It got to be too much. As I slowly slipped further and further in a Google world, I began to notice a Chromebook curiosity growing inside of me. As each day went on, it continued to get more and more reasonable to try a Chromebook. I found myself working more and more out of my Chrome web browser on my MacBook Pro. Google Plus was better than Facebook, Gmail had ways of being better than Apple Mail, Google Calendar had ways of being better than iCal. Google Docs keeps getting better and now covers all of my office needs and its collaboration features are far superior to any desktop app out there. Immediately after “trying” Google Drive, I was sucked in and completely won over by it. It just worked that good. It wasn’t long before the idea of doing all of that on a $250 laptop become irresistible. So I bought one. As I began using my new Chromebook, suffering some withdrawals from leaving my Mac, I made these notes:

  1. I miss Mail/iCal integration
  2. I miss using delete key to delete messages in Mail
  3. Track-pad feels cheap

I was planning on jotting more of these things down as I used the Chromebook, but I seemed to stop there after only 3 things. It worked so good, I think I found it more natural to accept its differences and get my work done. I do miss those things above but the rest of the system works so well, not having those things now seems pretty minor. The track-pad seems to have worn in somehow, or I just got used to it, because I think it works and feels fine now. I can add a a few more things that I miss:

  1. Light up keyboard
  2. My beautiful apple screen
  3. Aluminum uni-body construction
  4. Power adapter convenience and ubiquity

These things only make me realize that it does not make sense at all to compare a MacBook Pro to a Chromebook. They are Apples to Oranges, so to speak. One of the amazing things about the Chromebook is how amazingly well it gets the job done for only $250. Here are some things I really like about it (and miss when I try my mac again for a while):

  1. Super thin
  2. Very light
  3. Instantly turns on and loads everything up
  4. Logging in to the laptop automatically authenticates me for all my Google apps
  5. Very few software interruptions (like updates)
  6. Fewer frills to go wrong

My conclusion is that I strongly recommend this solution for the large majority of computer users. Here are some questions to ask yourself to see if a Chromebook can work for you:

  • Do you need to use any non-Web based apps?
  • Do all of the Web based apps you need to use work in the Chrome browser?
  • Do you need to connect directly to any local devices like printers?

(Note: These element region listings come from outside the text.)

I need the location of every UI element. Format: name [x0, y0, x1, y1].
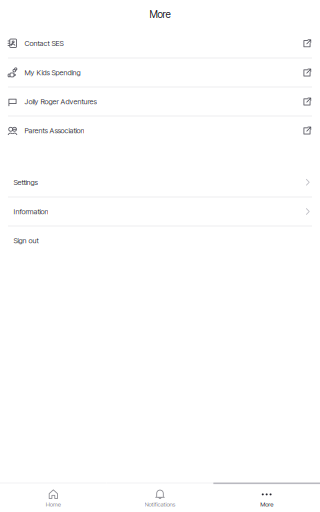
- staticText: Sign out: [13, 236, 38, 245]
- staticText: Settings: [13, 178, 37, 187]
- staticText: Parents Association: [24, 126, 84, 135]
- staticText: Information: [13, 207, 48, 216]
- button[interactable]: Contact SES: [0, 29, 320, 58]
- button[interactable]: Jolly Roger Adventures: [0, 88, 320, 116]
- button[interactable]: Parents Association: [0, 116, 320, 144]
- staticText: More: [260, 501, 273, 508]
- button[interactable]: Sign out: [0, 226, 320, 254]
- staticText: Jolly Roger Adventures: [24, 97, 96, 106]
- staticText: My Kids Spending: [24, 68, 80, 77]
- staticText: Contact SES: [24, 39, 63, 48]
- staticText: Notifications: [144, 501, 176, 508]
- button[interactable]: Notifications: [107, 481, 213, 512]
- staticText: More: [150, 8, 170, 20]
- button[interactable]: Home: [0, 481, 107, 512]
- button[interactable]: Information: [0, 198, 320, 226]
- button[interactable]: Settings: [0, 168, 320, 196]
- staticText: Home: [46, 501, 61, 508]
- button[interactable]: My Kids Spending: [0, 58, 320, 86]
- button[interactable]: More: [213, 481, 320, 512]
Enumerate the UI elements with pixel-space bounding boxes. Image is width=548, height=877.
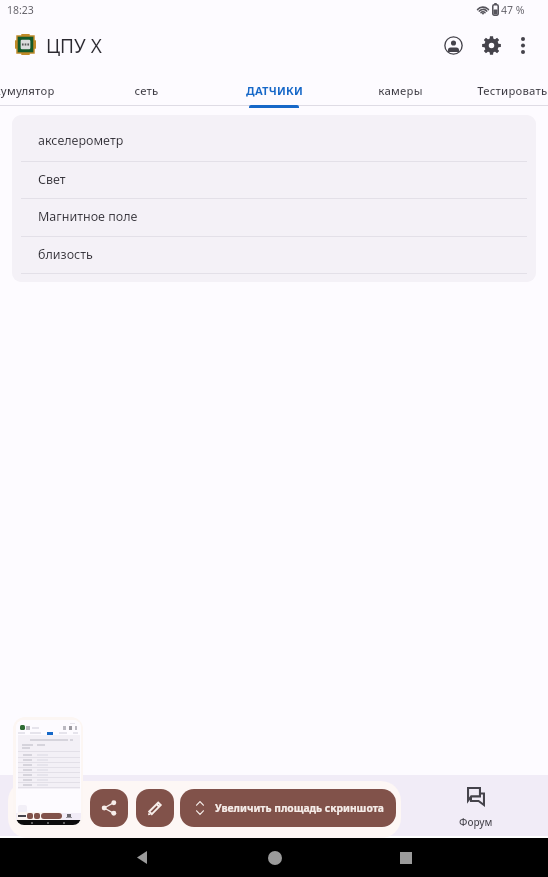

All apps on the Chromebook are web based and run within Chrome browser technology. So the first two questions are meant to test your needs compatibility with this requirement. The last question is about the fact that you cannot install drivers for these type of devices to connect to the Chromebook. It connects fine to USB sticks, keyboards, mice, but printer, scanner, etc are another thing. It must print using other methods like Cloud Print technology. If these things are not deal breakers for you, you will be thrilled with this system. I can’t help drawing a comparison to Linux. Being a longtime Linux advocate, this whole experience has a feeling of “Finally!” While the Chrome OS is not Linux, you can use Linux just like this using the Chrome Browser. In addition, Linux systems do have a huge number of non-Web based apps available and you can connect printers and scanner etc to them. The major difference I notice in my experience between using Linux on a laptop and using a Chromebook is that, much like with Apple products, I can feel an optimization and polish between the OS and the hardware. The WiFi always works, the battery is predictable, it goes in and out of sleep without issue. This is not always the case with Linux on a laptop in my experience. There seems to always be one thing on a laptop needing an experimental Linux driver. Things greatly improve in this regard for Linux every year, but on the Chromebook, these things just work well and reliably.